I’ve always cared about all the little children, and my support of the ban and putting that up that sign in the restaurant as a show of solidarity is out of my love for kids . . . my voice is speaking for them, those who can’t vote.”
Ironically, she talked about having many sleepless nights mulling over plight of the planet and global warming, but more specifically about the waste that is part and parcel hitched to the restaurant business. She estimates more than 50 percent of the food people order gets tossed. She talked about so-called “green cups” she used, which Judy said after two weeks soaking in water at home in an experiment she was conducting the cups had not even begun to biodegrade.
She’s always willing to talk to anyone interested in her stand for a plastic bag ban and other environmental measures, adding that she is not going to win any arguments with people who are already convinced climate change isn’t real or that plastics restrictions won’t work.
Her setting down roots in Newport occurred thirty years ago, when she hitchhiked from Wisconsin and fell in love with the place. She opened up a restaurant in the Bay Front, but moved over to Nye Beach more than 13 years ago. “I love to cook, and I realized when I was recovering from surgery — after this cancer the doctor said I wouldn’t survive — that I had to get back to work, back to the restaurant.”
Work and being connected to people, she states, are healing qualities she can count on. Her tenacity she attributes to growing up in a poorer section of Milwaukie, with a single mom. “I remember our dirty coal burning heater, and we’d have to clean out our nostrils every day from all the soot.”
She repeated several times, “I try to do the best in terms of environmental awareness at my age.”
He hero includes her now deceased older brother who fought against unjust prison sentences and police brutality in Milwaukee. He also was part of a “free Angela Davis” group, and eventually, he succumbed to AIDS in 1992.
The activism and social and environmental justice awareness were sparked young, she stated. “My uncle, mom, brother and myself and some other kids went to the A & P to protest them selling Gerber baby food.” It was a campaign started when journalists revealed Gerber sold infant formula to undeveloped countries without sufficient warnings about using clean water and refrigeration. “Many thousands of babies got sick and many died because of Gerber’s bad policies.”

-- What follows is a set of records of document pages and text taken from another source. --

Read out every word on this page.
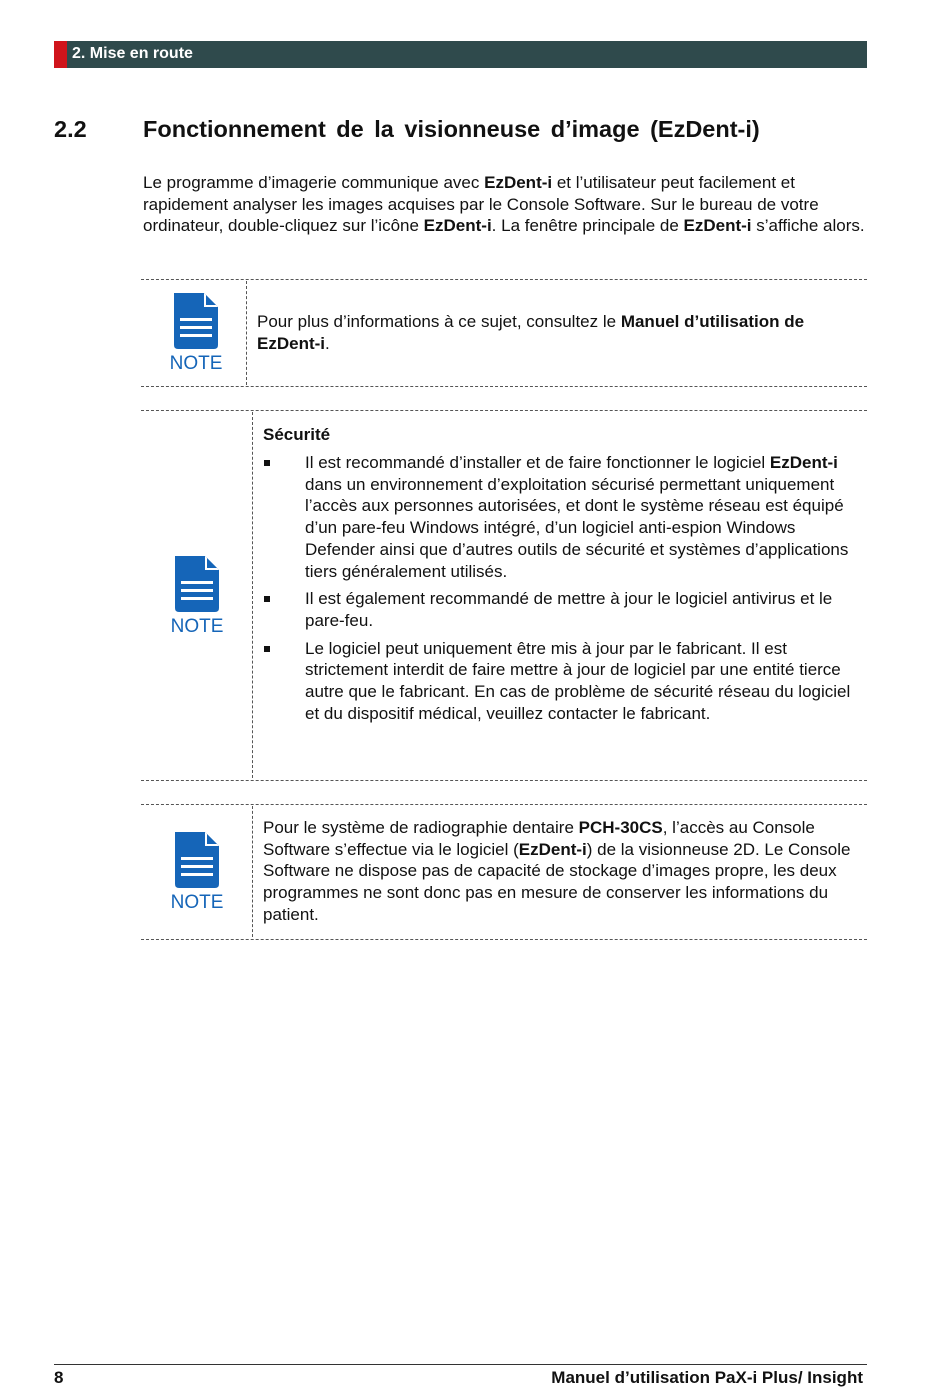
2. Mise en route
2.2 Fonctionnement de la visionneuse d’image (EzDent-i)
Le programme d’imagerie communique avec EzDent-i et l’utilisateur peut facilement et rapidement analyser les images acquises par le Console Software. Sur le bureau de votre ordinateur, double-cliquez sur l’icône EzDent-i. La fenêtre principale de EzDent-i s’affiche alors.
NOTE
Pour plus d’informations à ce sujet, consultez le Manuel d’utilisation de EzDent-i.
NOTE
Sécurité
Il est recommandé d’installer et de faire fonctionner le logiciel EzDent-i dans un environnement d’exploitation sécurisé permettant uniquement l’accès aux personnes autorisées, et dont le système réseau est équipé d’un pare-feu Windows intégré, d’un logiciel anti-espion Windows Defender ainsi que d’autres outils de sécurité et systèmes d’applications tiers généralement utilisés.
Il est également recommandé de mettre à jour le logiciel antivirus et le pare-feu.
Le logiciel peut uniquement être mis à jour par le fabricant. Il est strictement interdit de faire mettre à jour de logiciel par une entité tierce autre que le fabricant. En cas de problème de sécurité réseau du logiciel et du dispositif médical, veuillez contacter le fabricant.
NOTE
Pour le système de radiographie dentaire PCH-30CS, l’accès au Console Software s’effectue via le logiciel (EzDent-i) de la visionneuse 2D. Le Console Software ne dispose pas de capacité de stockage d’images propre, les deux programmes ne sont donc pas en mesure de conserver les informations du patient.
8	Manuel d’utilisation PaX-i Plus/ Insight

Many of her employees were rushing around her as she was shredding potatoes for fresh hash browns. Claudia, a 42-year-old from Puebla, Mexico, said she appreciates the work and her boss’s attitude. We spoke at length in Spanish, discussing her 15 years in Newport and five years in Arizona after leaving Puebla with her husband. Judy pined in stating she wanted a friend of hers who is a linguist to help Claudia and others to learn English so they can make more money out front waiting tables.
She’s working everyday to cut down on waste and throwaway items: she’s got cardboard instead of Styrofoam takeaway boxes; hemp straws; cup lids made out of sugar cane.
One day she’d like to travel to the Galapagos Islands, but even that keeps her up at night: “I will have to research that and make sure I am not just adding to all the pollution with all the tourism on those incredible islands.”
One thought on “Omelets and Pancakes and Every Day Learning How and Where to Cut Back on Waste”
At once heartening and heartbreaking, I cling to the dim hope that tomorrow we wake up to billions of Judys, Lornes, Pauls, and others who walk the walk. I know I can do more than I do, so thank you for the reminder.